Carey’s defense attorneys acknowledged that he killed Zipkin but said he was under the influence of drugs at the time. As a consequence, they said, he did not have deliberate intent to kill, as required for a finding of first-degree murder, which is punishable by a mandatory sentence of life in prison.
Carey’s lawyers told the jury he had taken methamphetamine, MDMA, and THC, and was not in a rational state during the attack.
“We know how these drugs can overpower you, how these drugs can overwhelm you, and that leads to a loss of being rational, and a loss of being sensible,” said defense attorney Scott Frame.
Prosecutors told the jury the hammer attack that killed Zipkin was savage. A medical examiner said the blows she sustained were so powerful that they left her brain “partially liquefied,” Taffe said.
As the trial continues this week, prosecutors are expected to present surveillance footage from the Duck Inn Taproom, a restaurant next to Carey’s apartment where he used to work as a handyman and barback.

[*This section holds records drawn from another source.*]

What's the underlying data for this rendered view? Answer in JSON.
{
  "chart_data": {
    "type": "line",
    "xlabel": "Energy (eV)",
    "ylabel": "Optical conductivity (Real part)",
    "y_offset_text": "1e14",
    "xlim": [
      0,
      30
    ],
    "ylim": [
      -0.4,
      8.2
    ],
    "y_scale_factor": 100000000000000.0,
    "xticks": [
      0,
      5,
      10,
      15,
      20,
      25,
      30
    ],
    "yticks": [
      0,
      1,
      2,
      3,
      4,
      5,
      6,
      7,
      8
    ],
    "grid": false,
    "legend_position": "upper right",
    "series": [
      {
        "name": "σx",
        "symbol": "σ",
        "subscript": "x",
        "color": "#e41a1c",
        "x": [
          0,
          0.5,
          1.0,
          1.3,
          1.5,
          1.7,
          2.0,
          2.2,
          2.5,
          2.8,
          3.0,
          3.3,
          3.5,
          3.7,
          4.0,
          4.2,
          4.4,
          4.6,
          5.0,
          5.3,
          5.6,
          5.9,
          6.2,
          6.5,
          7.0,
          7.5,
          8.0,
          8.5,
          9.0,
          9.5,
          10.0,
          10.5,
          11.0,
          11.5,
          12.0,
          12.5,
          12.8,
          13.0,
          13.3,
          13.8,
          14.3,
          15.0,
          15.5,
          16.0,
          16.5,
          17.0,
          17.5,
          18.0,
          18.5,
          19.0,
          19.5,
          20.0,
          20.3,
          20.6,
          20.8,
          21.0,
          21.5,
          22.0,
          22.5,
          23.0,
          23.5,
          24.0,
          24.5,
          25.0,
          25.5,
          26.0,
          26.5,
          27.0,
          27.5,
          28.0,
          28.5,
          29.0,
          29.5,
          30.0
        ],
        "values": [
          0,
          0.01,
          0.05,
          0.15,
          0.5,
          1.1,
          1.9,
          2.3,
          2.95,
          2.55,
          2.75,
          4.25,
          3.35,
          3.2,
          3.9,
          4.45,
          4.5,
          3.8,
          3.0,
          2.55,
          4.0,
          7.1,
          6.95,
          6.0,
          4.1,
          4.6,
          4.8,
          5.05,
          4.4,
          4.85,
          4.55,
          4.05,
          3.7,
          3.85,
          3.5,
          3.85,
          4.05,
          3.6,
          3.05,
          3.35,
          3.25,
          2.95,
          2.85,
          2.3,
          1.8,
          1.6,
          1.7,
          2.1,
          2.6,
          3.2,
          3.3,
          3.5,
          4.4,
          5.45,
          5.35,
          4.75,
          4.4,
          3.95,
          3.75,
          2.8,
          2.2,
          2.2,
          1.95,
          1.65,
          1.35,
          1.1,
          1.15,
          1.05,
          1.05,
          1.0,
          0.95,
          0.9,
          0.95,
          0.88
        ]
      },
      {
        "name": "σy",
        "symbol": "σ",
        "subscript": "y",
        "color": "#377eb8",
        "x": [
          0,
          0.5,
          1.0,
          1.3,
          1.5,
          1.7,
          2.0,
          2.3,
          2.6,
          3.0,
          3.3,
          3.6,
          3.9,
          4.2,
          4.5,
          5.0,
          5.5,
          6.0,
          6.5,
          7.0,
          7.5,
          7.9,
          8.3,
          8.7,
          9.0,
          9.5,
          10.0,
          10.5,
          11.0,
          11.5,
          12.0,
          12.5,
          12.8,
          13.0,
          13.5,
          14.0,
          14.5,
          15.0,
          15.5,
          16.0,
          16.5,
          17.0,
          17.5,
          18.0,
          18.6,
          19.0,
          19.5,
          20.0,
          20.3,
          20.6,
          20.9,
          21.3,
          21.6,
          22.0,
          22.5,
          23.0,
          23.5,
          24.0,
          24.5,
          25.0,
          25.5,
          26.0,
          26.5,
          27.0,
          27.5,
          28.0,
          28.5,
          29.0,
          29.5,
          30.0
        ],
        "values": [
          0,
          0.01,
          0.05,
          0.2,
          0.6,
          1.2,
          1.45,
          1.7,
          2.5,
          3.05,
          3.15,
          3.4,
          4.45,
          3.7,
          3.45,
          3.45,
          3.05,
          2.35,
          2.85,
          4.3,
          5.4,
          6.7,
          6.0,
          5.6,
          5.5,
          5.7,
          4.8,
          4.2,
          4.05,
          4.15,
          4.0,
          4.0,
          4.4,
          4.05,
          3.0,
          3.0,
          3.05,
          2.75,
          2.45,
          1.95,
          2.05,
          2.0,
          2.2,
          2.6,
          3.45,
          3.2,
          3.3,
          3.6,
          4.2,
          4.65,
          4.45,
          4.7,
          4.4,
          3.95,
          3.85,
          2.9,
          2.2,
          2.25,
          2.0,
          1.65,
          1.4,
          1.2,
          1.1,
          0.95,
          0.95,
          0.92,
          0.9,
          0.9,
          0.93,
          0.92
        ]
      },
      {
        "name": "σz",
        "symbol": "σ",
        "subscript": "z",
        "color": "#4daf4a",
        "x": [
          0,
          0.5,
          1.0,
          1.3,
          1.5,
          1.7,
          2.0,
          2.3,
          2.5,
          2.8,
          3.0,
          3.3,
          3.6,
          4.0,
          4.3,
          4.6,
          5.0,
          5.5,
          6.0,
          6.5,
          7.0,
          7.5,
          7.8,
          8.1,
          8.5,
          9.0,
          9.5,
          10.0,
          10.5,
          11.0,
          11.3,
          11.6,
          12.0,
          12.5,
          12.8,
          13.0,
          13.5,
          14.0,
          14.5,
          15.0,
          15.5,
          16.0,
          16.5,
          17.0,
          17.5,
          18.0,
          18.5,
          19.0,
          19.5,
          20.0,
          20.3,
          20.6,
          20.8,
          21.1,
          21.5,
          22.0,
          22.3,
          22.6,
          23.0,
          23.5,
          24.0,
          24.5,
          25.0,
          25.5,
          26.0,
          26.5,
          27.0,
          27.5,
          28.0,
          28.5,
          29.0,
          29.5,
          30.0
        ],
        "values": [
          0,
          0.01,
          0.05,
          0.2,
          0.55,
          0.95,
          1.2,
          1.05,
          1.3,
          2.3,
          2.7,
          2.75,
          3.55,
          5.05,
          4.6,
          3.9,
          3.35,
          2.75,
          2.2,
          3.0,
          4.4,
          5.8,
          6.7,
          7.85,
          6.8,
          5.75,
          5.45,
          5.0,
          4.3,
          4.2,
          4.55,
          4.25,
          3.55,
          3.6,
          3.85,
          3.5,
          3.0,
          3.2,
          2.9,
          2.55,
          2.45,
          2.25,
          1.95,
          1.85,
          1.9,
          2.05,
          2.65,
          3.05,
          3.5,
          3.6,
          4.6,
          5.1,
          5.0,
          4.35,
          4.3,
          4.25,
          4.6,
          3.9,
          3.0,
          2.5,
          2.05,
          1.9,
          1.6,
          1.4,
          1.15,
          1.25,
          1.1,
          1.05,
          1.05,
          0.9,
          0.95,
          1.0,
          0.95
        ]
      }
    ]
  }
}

Less than 10 minutes after neighbors recalled hearing a woman’s screams that afternoon, prosecutors said, the footage shows Carey entering the restaurant’s basement and disposing of clothing in a trash can.
A cleaning worker Carey enlisted to help him buy new shoes and a cell phone is expected to testify that when the two arrived at the store, Carey was crying and “spaced out” and refused to get out of the car.
Around 1:30 a.m. the next morning, authorities said, Carey told his building’s owner there was a dead woman in his apartment. He was later arrested and has been held in the county jail ever since.
Carey and Zipkin had been dating since the spring, her family said, though the couple broke up by mid-October. They remembered Zipkin as a kind-hearted person who looked for the best in others.
“[She] will drop everything she’s doing to come to save you, that’s the type of person she is,” Zipkin’s best friend, Alania Perry, told The Inquirer.